Até que ponto a vida imita a mídia?

Os meios de comunicação como fatores determinantes na formação dos indivíduos

Por Beatris Silva de Deus

Apesar de estarmos em 2018 e a mídia se enxergar evoluída e aberta, ainda é possível deparar-se com o racismo, o machismo e a homofobia na programação da maioria das emissoras. Um exemplo desse comportamento retrógrado são as novelas brasileiras, que ainda insistem em representar apenas uma pequena parcela da sociedade.

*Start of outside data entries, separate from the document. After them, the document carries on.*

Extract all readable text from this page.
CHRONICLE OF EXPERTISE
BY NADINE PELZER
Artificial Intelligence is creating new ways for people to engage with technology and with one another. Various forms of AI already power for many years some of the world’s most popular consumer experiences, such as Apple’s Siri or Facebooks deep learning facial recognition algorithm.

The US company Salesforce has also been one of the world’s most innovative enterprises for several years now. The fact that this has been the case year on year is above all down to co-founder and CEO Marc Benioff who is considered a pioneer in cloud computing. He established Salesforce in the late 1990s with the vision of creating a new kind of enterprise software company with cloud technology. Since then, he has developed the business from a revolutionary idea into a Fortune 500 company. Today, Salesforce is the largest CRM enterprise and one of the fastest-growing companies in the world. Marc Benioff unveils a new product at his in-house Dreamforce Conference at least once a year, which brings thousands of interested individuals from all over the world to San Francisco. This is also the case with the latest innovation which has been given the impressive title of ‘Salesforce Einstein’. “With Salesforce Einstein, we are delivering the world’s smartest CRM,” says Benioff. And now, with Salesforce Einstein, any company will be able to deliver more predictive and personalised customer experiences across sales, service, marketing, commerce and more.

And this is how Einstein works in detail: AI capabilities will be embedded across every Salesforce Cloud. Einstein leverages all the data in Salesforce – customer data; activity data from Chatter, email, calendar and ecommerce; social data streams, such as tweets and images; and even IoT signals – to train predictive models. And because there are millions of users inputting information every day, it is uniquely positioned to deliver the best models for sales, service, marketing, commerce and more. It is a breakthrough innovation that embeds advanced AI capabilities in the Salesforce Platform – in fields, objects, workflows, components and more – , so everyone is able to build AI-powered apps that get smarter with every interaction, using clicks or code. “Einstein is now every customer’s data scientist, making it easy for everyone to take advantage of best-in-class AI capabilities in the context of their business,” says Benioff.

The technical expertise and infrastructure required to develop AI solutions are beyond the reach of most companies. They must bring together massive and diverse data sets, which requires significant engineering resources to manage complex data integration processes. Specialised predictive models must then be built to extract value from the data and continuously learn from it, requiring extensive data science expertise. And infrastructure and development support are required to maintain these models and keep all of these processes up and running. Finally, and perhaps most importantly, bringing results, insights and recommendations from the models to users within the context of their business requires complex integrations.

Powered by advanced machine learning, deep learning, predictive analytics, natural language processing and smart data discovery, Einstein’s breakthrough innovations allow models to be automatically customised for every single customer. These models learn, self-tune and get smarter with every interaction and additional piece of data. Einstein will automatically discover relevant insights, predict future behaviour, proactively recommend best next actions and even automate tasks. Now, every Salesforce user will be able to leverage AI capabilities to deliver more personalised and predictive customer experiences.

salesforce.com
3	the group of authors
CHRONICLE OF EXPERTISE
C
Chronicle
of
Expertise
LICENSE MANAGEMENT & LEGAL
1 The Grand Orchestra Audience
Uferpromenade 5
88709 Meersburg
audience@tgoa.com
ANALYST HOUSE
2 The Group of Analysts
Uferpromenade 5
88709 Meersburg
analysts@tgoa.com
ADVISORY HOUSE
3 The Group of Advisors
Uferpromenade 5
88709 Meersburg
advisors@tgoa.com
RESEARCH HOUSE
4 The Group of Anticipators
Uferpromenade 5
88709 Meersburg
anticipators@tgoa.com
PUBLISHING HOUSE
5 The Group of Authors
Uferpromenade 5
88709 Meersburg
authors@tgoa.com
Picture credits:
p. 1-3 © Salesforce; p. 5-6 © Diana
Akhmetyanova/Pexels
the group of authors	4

Novelas, séries e filmes retratam a “perfeição”, os protagonistas, em boa parte dos casos, são pessoas magras,  com cabelos liso, com vidas perfeitas e que nunca cometem erros. Tudo que está à margem desse ideal é relegado a segundo plano, tratado como erro, como algo que precisa ser melhorado.

Através de alguns enredos praticamente iguais, que seguem uma fórmula pejorativa e que limitam um país tão rico e diverso como o Brasil, somente ao sudeste, tentam homogeneizar a população brasileira, reduzir as suas particularidades e demonizar a espontaneidade.

Os velhos discursos machistas e racistas continuam sendo reproduzidos de forma sútil, através da programação do horário nobre, como por exemplo: os homens nunca choram, as mulheres são apresentadas de forma frágil, sempre precisando ser defendidas. Preza-se pela perfeição, por corpos perfeitos, relacionamentos ideais.

Obviamente, a sociedade não assiste a esses abusos de forma passiva. Pelas redes sociais fazem pressão, seja quando uma marca posta fotos racistas, mulheres são objetificadas em propagandas de cerveja, entre outras ocorrências.  Continuam a luta, por igualdade e respeito, de seus antepassados brasileiros que precisaram, em um país tão desigual, brigar pelo direito de ter direito.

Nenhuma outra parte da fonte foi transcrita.